Best known as a member of the comedy group Monty Python, Eric Idle's career in television, film, music, and stage has spanned over five decades. He was born in northern England before enrolling at Pembroke College, Cambridge. He studied English, and then joined the Cambridge University Footlights Club, a theatrical troop based at the college. During his time as president of the club, Idle was the first to allow women to join (unheard of since the club's founding in the 1880s).
In the late 1960s, Idle teamed up with several other comedians and writers (John Cleese, Terry Gilliam, Michael Palin, Terry Jones, and Graham Chapman) to form Monty Python and launch their BBC television series, Monty Python's Flying Circus. It was surrealist, irreverent, and bizarre--often playing with language, social norms, and gender roles. The group extended beyond the TV series and created several films, notably Monty Python and the Holy Grail, Monty Python's Meaning of Life, and Monty Python's Life of Brian.

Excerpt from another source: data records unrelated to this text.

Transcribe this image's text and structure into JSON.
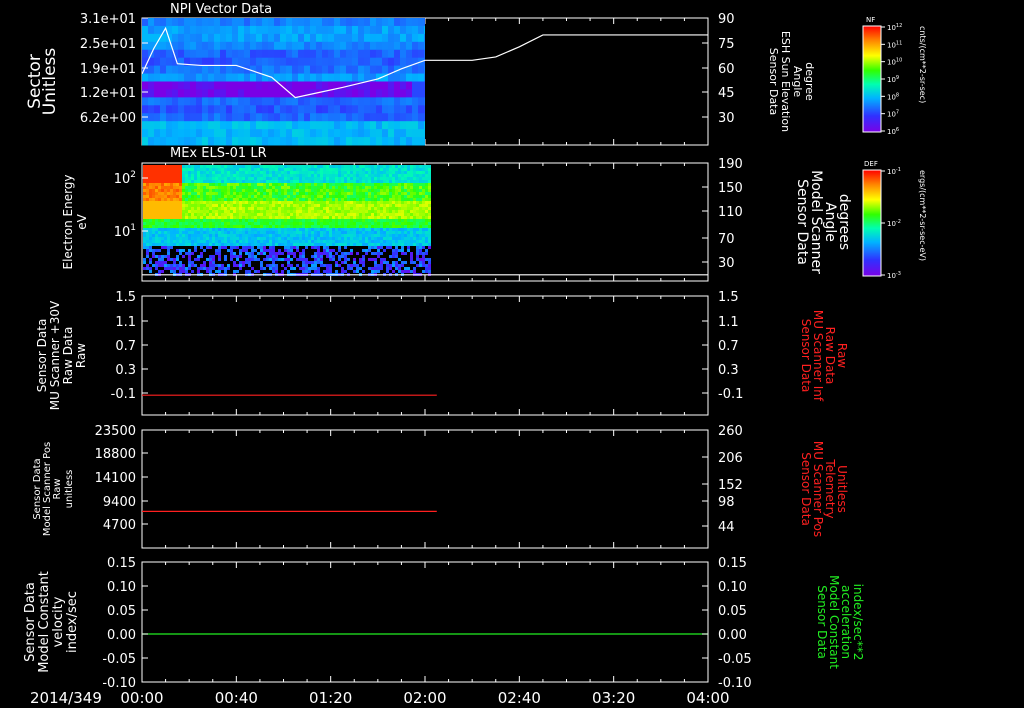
{
  "colors": {
    "white": "#ffffff",
    "red": "#ff2020",
    "green": "#22ee22",
    "bg": "#000000"
  },
  "time_axis": {
    "date_label": "2014/349",
    "ticks": [
      "00:00",
      "00:40",
      "01:20",
      "02:00",
      "02:40",
      "03:20",
      "04:00"
    ]
  },
  "panels": [
    {
      "id": "npi",
      "title": "NPI Vector Data",
      "left_label": [
        "Sector",
        "Unitless"
      ],
      "left_ticks": [
        "3.1e+01",
        "2.5e+01",
        "1.9e+01",
        "1.2e+01",
        "6.2e+00"
      ],
      "right_label": [
        "Sensor Data",
        "ESH Sun Elevation",
        "Angle",
        "degree"
      ],
      "right_ticks": [
        "90",
        "75",
        "60",
        "45",
        "30"
      ]
    },
    {
      "id": "els",
      "title": "MEx ELS-01 LR",
      "left_label": [
        "Electron Energy",
        "eV"
      ],
      "left_ticks": [
        "10",
        "10"
      ],
      "left_tick_exp": [
        "2",
        "1"
      ],
      "right_label": [
        "Sensor Data",
        "Model Scanner",
        "Angle",
        "degrees"
      ],
      "right_ticks": [
        "190",
        "150",
        "110",
        "70",
        "30"
      ]
    },
    {
      "id": "mu_raw",
      "left_label": [
        "Sensor Data",
        "MU Scanner +30V",
        "Raw Data",
        "Raw"
      ],
      "left_ticks": [
        "1.5",
        "1.1",
        "0.7",
        "0.3",
        "-0.1"
      ],
      "right_label": [
        "Sensor Data",
        "MU Scanner Inf",
        "Raw Data",
        "Raw"
      ],
      "right_ticks": [
        "1.5",
        "1.1",
        "0.7",
        "0.3",
        "-0.1"
      ]
    },
    {
      "id": "scanner_pos",
      "left_label": [
        "Sensor Data",
        "Model Scanner Pos",
        "Raw",
        "unitless"
      ],
      "left_ticks": [
        "23500",
        "18800",
        "14100",
        "9400",
        "4700"
      ],
      "right_label": [
        "Sensor Data",
        "MU Scanner Pos",
        "Telemetry",
        "Unitless"
      ],
      "right_ticks": [
        "260",
        "206",
        "152",
        "98",
        "44"
      ]
    },
    {
      "id": "constants",
      "left_label": [
        "Sensor Data",
        "Model Constant",
        "velocity",
        "index/sec"
      ],
      "left_ticks": [
        "0.15",
        "0.10",
        "0.05",
        "0.00",
        "-0.05",
        "-0.10"
      ],
      "right_label": [
        "Sensor Data",
        "Model Constant",
        "acceleration",
        "index/sec**2"
      ],
      "right_ticks": [
        "0.15",
        "0.10",
        "0.05",
        "0.00",
        "-0.05",
        "-0.10"
      ]
    }
  ],
  "colorbars": [
    {
      "name": "NF",
      "units": "cnts/(cm**2-sr-sec)",
      "ticks": [
        "10",
        "10",
        "10",
        "10",
        "10",
        "10",
        "10"
      ],
      "tick_exp": [
        "12",
        "11",
        "10",
        "9",
        "8",
        "7",
        "6"
      ]
    },
    {
      "name": "DEF",
      "units": "ergs/(cm**2-sr-sec-eV)",
      "ticks": [
        "10",
        "10",
        "10"
      ],
      "tick_exp": [
        "-1",
        "-2",
        "-3"
      ]
    }
  ],
  "chart_data": [
    {
      "type": "heatmap",
      "title": "NPI Vector Data",
      "ylabel": "Sector Unitless",
      "y_ticks": [
        31,
        25,
        19,
        12,
        6.2
      ],
      "x_range": [
        "00:00",
        "04:00"
      ],
      "data_extent_x": [
        "00:00",
        "02:00"
      ],
      "colorbar": "NF",
      "overlay_line": {
        "name": "ESH Sun Elevation Angle",
        "ylim": [
          15,
          90
        ],
        "x": [
          "00:00",
          "00:05",
          "00:10",
          "00:15",
          "00:25",
          "00:40",
          "00:55",
          "01:05",
          "01:15",
          "01:25",
          "01:40",
          "01:50",
          "02:00",
          "02:20",
          "02:30",
          "02:40",
          "02:50",
          "03:00",
          "04:00"
        ],
        "y": [
          57,
          72,
          84,
          63,
          62,
          62,
          55,
          43,
          46,
          49,
          54,
          60,
          65,
          65,
          67,
          73,
          80,
          80,
          80
        ]
      }
    },
    {
      "type": "heatmap",
      "title": "MEx ELS-01 LR",
      "ylabel": "Electron Energy eV",
      "yscale": "log",
      "x_range": [
        "00:00",
        "04:00"
      ],
      "data_extent_x": [
        "00:00",
        "02:02"
      ],
      "colorbar": "DEF",
      "overlay_line": {
        "name": "Model Scanner Angle",
        "ylim": [
          0,
          190
        ],
        "x": [
          "00:00",
          "04:00"
        ],
        "y": [
          10,
          10
        ]
      }
    },
    {
      "type": "line",
      "ylim": [
        -0.3,
        1.5
      ],
      "series": [
        {
          "name": "MU Scanner +30V Raw Data",
          "color": "#ff2020",
          "x": [
            "00:00",
            "02:05"
          ],
          "y": [
            0,
            0
          ]
        }
      ]
    },
    {
      "type": "line",
      "ylim": [
        0,
        23500
      ],
      "series": [
        {
          "name": "Model Scanner Pos",
          "color": "#ff2020",
          "x": [
            "00:00",
            "02:05"
          ],
          "y": [
            7300,
            7300
          ]
        }
      ]
    },
    {
      "type": "line",
      "ylim": [
        -0.1,
        0.15
      ],
      "series": [
        {
          "name": "Model Constant velocity",
          "color": "#22ee22",
          "x": [
            "00:00",
            "04:00"
          ],
          "y": [
            0,
            0
          ]
        }
      ]
    }
  ]
}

While Idle has several writing and musical credits to his name, the two most famous are Seussical (which he helped conceive) and Spamalot. The latter is based on Monty Python and the Holy Grail (but also incorporates songs from various Python sketches). As the writer and co-lyricist, Idle won the Tony for Best Musical and the Grammy for Best Musical Theatre Album. He continues to write and compose, and lives in Los Angeles.